According to Epstein, a wave of migration of Orthodox Jews from Hungary to Belgium at the end of the 19th century led to the establishment of a vibrant and growing Orthodox Jewish community in Antwerp, prior to and especially after World War I.
Youth development and creative projects officer for the European Jewish Association (EJA) Ethan Gabriel Bergman, 22, also an Antwerp native, told JNS that the Antwerp Jewish community is around 20,000-people strong with denominations ranging from secular Jews to Chassidic Jews. The community has five schools of varying denominations and an active presence of youth groups.
Antwerp is home to a significant Jewish population: Of the estimated 25,000 Jews living there, nearly half are Chassidic and mostly concentrated in one neighborhood in the city. More than 50 percent of them have roots that can be traced back to the Hungarian empire and modern-day country, say locals.
Jewish individuals of all denominations represent a vital part of Belgian society, Freilich told JNS; as a Jewish Member of Parliament, he is an example of that very statement. The assignment of Epstein, said Freilich, underlines the position that “Jewish individuals play an active role in various businesses and industries throughout Belgium.”
“There is booming Jewish community” in both Belgium and Hungary, he added, and “Jews integrated perfectly in both societies.”
Anti-Semitic perceptions among non-Jews
Still, in both countries are anti-Semitic perceptions among non-Jews. A recent study initiated by the Action and Protection League (APL) showed that in Hungary, 42 percent of 18- to 75-year-olds were moderately anti-Semitic, and 17 percent were strongly anti-Semitic—making it the third most prejudiced country among 16 European countries with Jewish communal presence. In Belgium, 31 percent of 18- to 75-year-olds were moderately anti-Semitic, and 5 percent were strongly anti-Semitic—making it the ninth most prejudiced country among the 16.
Slomó Köves, leading Hungarian Orthodox rabbi and initiator of the Europe-wide anti-Semitism study, expressed his delight at the assignment, and identified Epstein as “the only religious Jew who is a consul of a country outside of Israel.”

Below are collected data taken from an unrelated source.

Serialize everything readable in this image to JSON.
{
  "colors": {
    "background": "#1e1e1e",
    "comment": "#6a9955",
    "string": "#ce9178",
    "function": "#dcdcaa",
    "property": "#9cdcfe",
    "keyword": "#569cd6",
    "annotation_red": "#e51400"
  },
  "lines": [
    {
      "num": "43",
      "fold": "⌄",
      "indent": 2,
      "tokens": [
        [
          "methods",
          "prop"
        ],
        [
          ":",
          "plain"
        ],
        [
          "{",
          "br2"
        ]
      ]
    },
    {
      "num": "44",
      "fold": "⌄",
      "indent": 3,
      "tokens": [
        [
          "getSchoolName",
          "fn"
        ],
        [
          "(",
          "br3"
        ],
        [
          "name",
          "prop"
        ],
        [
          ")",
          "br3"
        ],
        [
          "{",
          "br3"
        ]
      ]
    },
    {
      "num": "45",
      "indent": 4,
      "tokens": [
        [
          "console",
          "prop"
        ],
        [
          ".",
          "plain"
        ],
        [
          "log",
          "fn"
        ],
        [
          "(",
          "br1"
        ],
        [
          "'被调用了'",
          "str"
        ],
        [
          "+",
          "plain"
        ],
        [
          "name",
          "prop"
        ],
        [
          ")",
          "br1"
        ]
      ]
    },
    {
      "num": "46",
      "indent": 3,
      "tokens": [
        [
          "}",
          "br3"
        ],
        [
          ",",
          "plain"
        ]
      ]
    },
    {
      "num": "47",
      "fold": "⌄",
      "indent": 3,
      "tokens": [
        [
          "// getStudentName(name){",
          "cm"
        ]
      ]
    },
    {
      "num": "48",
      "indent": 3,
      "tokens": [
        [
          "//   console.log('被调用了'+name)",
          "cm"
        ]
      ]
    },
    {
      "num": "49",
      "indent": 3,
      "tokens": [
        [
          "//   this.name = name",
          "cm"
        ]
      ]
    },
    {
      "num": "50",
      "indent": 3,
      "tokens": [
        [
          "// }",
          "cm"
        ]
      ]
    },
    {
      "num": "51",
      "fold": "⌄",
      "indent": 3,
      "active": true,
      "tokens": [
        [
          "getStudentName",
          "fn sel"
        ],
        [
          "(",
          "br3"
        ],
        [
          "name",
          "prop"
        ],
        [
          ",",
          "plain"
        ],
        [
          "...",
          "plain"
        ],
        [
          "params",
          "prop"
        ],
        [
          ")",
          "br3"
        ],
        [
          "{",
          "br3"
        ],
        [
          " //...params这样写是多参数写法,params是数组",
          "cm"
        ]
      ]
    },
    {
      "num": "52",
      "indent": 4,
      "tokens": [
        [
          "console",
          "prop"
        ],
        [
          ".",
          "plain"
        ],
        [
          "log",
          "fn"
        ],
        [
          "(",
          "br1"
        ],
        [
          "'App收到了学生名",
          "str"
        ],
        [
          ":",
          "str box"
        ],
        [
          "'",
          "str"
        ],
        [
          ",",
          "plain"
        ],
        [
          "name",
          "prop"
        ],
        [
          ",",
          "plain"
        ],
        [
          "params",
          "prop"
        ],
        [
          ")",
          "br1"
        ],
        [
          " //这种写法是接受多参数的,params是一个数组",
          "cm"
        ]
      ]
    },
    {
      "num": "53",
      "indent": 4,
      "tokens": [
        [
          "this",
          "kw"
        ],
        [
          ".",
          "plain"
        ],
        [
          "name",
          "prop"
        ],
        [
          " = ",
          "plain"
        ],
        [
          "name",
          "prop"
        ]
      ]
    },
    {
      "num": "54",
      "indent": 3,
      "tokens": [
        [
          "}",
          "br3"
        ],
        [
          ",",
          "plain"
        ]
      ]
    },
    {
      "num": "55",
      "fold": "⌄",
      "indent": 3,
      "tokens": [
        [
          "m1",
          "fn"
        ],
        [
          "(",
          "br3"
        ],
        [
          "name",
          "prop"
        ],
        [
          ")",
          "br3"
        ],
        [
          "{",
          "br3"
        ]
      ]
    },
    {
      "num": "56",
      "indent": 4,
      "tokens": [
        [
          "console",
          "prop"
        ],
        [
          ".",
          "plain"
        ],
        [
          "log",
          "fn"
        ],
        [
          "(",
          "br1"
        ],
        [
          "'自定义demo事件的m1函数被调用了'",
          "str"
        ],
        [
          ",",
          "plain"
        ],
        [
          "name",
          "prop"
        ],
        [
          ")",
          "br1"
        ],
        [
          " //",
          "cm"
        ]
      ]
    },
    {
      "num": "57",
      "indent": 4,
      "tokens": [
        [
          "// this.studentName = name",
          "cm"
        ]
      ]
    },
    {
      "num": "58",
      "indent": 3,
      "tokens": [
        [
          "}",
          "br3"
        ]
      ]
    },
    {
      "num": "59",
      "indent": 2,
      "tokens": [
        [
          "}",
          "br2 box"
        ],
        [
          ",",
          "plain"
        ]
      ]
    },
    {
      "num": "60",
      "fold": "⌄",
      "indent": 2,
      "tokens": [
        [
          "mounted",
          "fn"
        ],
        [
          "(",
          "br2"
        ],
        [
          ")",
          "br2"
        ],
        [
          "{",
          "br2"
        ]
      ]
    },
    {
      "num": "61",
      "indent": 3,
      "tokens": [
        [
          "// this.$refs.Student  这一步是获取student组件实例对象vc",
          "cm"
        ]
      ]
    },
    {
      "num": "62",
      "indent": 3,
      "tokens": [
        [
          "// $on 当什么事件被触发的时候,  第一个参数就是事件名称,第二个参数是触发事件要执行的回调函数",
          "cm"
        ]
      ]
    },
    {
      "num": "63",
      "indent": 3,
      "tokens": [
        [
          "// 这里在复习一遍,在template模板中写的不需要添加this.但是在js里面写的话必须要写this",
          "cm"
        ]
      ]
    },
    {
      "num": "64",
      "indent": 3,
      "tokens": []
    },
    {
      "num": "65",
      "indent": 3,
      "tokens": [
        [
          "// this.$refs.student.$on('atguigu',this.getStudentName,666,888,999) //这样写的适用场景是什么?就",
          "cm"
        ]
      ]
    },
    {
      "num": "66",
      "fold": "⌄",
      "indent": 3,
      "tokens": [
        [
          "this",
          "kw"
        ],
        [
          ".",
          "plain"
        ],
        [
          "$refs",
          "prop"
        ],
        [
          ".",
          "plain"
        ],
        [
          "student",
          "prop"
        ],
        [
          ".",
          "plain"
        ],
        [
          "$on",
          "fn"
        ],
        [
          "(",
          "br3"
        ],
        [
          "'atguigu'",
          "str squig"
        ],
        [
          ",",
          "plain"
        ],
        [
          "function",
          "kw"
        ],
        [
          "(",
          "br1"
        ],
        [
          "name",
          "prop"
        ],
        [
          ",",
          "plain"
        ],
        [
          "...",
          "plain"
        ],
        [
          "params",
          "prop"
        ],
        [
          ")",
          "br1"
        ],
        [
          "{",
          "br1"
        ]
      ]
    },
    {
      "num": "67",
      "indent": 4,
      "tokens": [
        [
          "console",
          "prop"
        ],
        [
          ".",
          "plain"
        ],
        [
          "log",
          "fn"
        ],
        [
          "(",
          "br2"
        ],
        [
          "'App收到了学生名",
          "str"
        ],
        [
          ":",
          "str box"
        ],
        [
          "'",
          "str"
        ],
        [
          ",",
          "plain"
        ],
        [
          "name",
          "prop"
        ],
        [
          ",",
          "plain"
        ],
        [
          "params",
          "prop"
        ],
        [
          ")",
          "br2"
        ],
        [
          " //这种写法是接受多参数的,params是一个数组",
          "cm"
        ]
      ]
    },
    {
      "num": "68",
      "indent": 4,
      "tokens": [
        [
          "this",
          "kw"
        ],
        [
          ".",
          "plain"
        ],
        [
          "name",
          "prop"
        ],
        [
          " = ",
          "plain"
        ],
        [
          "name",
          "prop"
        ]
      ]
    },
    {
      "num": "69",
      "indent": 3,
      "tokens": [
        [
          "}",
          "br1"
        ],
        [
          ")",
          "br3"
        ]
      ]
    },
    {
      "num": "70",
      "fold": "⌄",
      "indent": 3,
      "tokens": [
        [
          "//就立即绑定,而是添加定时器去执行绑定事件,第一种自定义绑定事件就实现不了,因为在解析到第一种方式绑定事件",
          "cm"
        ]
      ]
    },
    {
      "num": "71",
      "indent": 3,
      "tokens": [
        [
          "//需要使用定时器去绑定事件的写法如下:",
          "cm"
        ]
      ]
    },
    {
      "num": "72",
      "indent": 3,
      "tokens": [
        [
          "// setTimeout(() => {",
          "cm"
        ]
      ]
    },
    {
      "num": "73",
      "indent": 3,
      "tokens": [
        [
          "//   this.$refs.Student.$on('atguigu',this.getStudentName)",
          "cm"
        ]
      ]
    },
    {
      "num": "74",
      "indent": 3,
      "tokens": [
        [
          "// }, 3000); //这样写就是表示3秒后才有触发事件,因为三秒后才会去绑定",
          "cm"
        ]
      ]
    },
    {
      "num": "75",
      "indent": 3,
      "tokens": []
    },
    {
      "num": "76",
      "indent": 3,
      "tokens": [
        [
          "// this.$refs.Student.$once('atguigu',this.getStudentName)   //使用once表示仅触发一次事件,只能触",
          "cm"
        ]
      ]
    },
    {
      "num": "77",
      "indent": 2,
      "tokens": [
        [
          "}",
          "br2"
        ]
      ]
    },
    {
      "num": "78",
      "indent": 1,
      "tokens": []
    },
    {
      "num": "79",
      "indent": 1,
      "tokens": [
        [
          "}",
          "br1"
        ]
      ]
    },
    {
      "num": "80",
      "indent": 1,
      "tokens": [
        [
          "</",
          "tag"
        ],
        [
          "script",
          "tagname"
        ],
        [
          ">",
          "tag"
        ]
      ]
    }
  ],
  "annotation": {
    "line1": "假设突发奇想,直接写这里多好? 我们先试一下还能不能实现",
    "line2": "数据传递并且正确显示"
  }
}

In addition to anti-Semitic perceptions, a number of violent attacks and legislative injunctions against Jews have been reported in the past decade. In May 2014, a French jihadist murdered four people at the Jewish Museum of Belgium. In September of that year, two days after the museum reopened, a synagogue was set on fire by an arsonist. In 2017, a law in Belgium’s Flanders region prohibited religious slaughter, including kosher ritual slaughter without stunning, and in 2019, the regional parliament of Wallonia followed suit.
Epstein acknowledged that the outlawing of ritual slaughter in regions of Belgium “saddens the entire Jewish community to see that we are misunderstood to a point where we aren’t able to consume locally slaughtered kosher meat like we used to do for almost 1,000 years.”
Though rising anti-Semitism is a concern for Belgian Jews, maintained Bergman, “achieving representative success” can be viewed as a positive step forward in maintaining Jewish life and security.
‘Reconnecting to Hungarian heritage for Jews across the globe’
One of the first steps Epstein took was to launch a Jewish genealogical institution—the World Institute for Jewish Hungarian Ancestry (WIJHA)—and house it in the new consulate. The goal of the institute is to continue building the collective memory of Hungarian Jewry, as well as Jewish communities throughout the world. According to Epstein, more than 1 million Jews around the world have Hungarian-speaking ancestry.
The institute will also focus on ancestral connections between Antwerp’s Jewish communities and Hungary, serve as a meeting point for Jews across the globe to reconnect with and explore their Hungarian ancestry.
“It shouldn’t come as a surprise that over the past decade, many Jews in Antwerp and beyond have rekindled an interest in their own personal roots, a great many of them taking up the pilgrimage to visit one of the thousands of ancient Jewish burial grounds located in Hungary and even restoring several of these sites,” said Epstein, who explained that while “consular posts are economic and cultural outposts, adding to a government’s promotion of bilateral trade,” the position “also means to identify cultural and public relations opportunities.”
“It is my ambition to facilitate this reconnection with our rich Hungarian heritage for Jews across the globe through the establishment of the WIJHA,” he said. “Through my appointment, I believe Hungary wishes to show respect to the members of the Jewish Hungarian Diaspora.
Köves similarly looked forward to the establishment of WIJHA “as a means to create relationships and a network between Belgium and Hungary,” and preserve the collective memory of the 400,000 to 500,000 religious Jews with Hungarian ancestry. “I strongly believe this is an important resource to help Jews in Hungary and strengthen Jewish identity in Hungary.”